Justo cuando supero a la familia,
la mujer levanta la cabeza y se cerciona de que he pasado. Mira de soslayo a su
marido y piensa: “Por dios, que no lo haya visto”. Pero observa con nitidez
como el marido aún me sigue con la mirada, con descaro, casi insolencia. Lo
nota crispado, pero evita el riesgo de ser sorprendida por su marido y retira
su mirada de él. Atiende a su hijo pensando:
“¡Menos mal! Parece que no ha
reconocido al impresentable ese. Se me pone el vello de punta con solo recordar
la boda que nos dio el tipo. Quien me iba a decir que el modosito primo de la
novia es un desgraciado que cuando se emborracha no conoce a nadie.

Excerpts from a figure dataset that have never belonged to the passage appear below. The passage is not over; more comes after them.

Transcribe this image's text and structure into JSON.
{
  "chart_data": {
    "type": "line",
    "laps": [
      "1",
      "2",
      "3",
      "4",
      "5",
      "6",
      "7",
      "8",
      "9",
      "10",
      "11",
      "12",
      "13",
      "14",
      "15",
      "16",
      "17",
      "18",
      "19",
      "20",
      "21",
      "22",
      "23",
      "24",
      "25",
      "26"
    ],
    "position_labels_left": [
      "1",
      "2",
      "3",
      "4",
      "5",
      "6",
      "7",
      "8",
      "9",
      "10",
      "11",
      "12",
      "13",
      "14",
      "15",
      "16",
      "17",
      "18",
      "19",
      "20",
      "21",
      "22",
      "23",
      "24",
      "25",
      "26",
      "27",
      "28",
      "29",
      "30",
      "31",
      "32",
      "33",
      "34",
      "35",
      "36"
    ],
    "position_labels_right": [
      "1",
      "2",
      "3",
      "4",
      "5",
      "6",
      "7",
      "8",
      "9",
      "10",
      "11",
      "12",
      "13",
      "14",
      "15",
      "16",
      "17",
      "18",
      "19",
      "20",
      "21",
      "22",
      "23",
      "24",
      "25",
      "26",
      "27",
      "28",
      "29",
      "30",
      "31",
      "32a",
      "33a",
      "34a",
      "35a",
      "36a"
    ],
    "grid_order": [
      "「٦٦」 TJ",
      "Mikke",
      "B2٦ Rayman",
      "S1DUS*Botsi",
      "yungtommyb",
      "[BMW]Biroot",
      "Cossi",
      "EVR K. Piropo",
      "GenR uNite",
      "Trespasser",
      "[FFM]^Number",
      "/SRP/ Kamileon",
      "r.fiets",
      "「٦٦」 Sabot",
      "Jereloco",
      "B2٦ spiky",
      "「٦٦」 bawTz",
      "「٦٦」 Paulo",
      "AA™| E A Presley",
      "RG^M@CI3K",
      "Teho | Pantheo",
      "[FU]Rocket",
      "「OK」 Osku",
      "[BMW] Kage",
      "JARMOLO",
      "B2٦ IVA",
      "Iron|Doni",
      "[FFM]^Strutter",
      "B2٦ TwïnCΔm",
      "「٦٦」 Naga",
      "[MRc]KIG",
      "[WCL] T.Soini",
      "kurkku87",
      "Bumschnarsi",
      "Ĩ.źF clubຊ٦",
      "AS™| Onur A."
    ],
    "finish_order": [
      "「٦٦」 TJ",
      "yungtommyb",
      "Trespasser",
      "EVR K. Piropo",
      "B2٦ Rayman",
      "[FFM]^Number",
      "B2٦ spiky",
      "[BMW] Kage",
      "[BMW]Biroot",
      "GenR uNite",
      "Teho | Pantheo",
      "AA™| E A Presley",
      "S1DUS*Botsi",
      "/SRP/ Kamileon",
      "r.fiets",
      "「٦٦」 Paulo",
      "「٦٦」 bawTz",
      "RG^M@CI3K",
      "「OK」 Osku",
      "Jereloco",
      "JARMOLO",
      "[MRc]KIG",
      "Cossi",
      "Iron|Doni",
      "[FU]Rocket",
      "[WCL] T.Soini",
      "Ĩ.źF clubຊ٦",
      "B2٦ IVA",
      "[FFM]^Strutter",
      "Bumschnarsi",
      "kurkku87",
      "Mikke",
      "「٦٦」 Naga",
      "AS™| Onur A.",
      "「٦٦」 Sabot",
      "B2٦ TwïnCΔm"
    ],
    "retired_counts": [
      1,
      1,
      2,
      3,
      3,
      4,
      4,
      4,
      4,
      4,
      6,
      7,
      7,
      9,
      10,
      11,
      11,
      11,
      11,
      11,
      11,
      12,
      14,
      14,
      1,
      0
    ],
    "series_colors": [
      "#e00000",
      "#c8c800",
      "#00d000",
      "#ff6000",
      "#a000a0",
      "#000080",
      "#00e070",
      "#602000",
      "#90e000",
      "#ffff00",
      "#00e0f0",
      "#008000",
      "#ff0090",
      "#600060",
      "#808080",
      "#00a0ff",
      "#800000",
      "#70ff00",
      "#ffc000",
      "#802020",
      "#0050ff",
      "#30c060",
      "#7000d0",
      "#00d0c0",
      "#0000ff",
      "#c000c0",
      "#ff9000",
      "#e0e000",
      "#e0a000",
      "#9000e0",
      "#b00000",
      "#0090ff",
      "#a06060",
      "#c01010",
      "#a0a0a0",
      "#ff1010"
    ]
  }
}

Presionar a una mujer cuando te
dice que mil veces que no, es agobiante, aparte de un caso de acoso. En una
boda, con todos los familiares desperdigados por la celebración, además es
desfachatez. Pero cuando encima de todo eso, tu marido está presente en la
sala, es directamente temeridad.
Si no le partió la cara fue
porque me interpuse, porque lo frenamos entre toda la familia, porqué el novio
invito al descerebrado a abandonar el local. Y el desvergonzado todavía
tiene el descaro de hacer como que no me conoce”.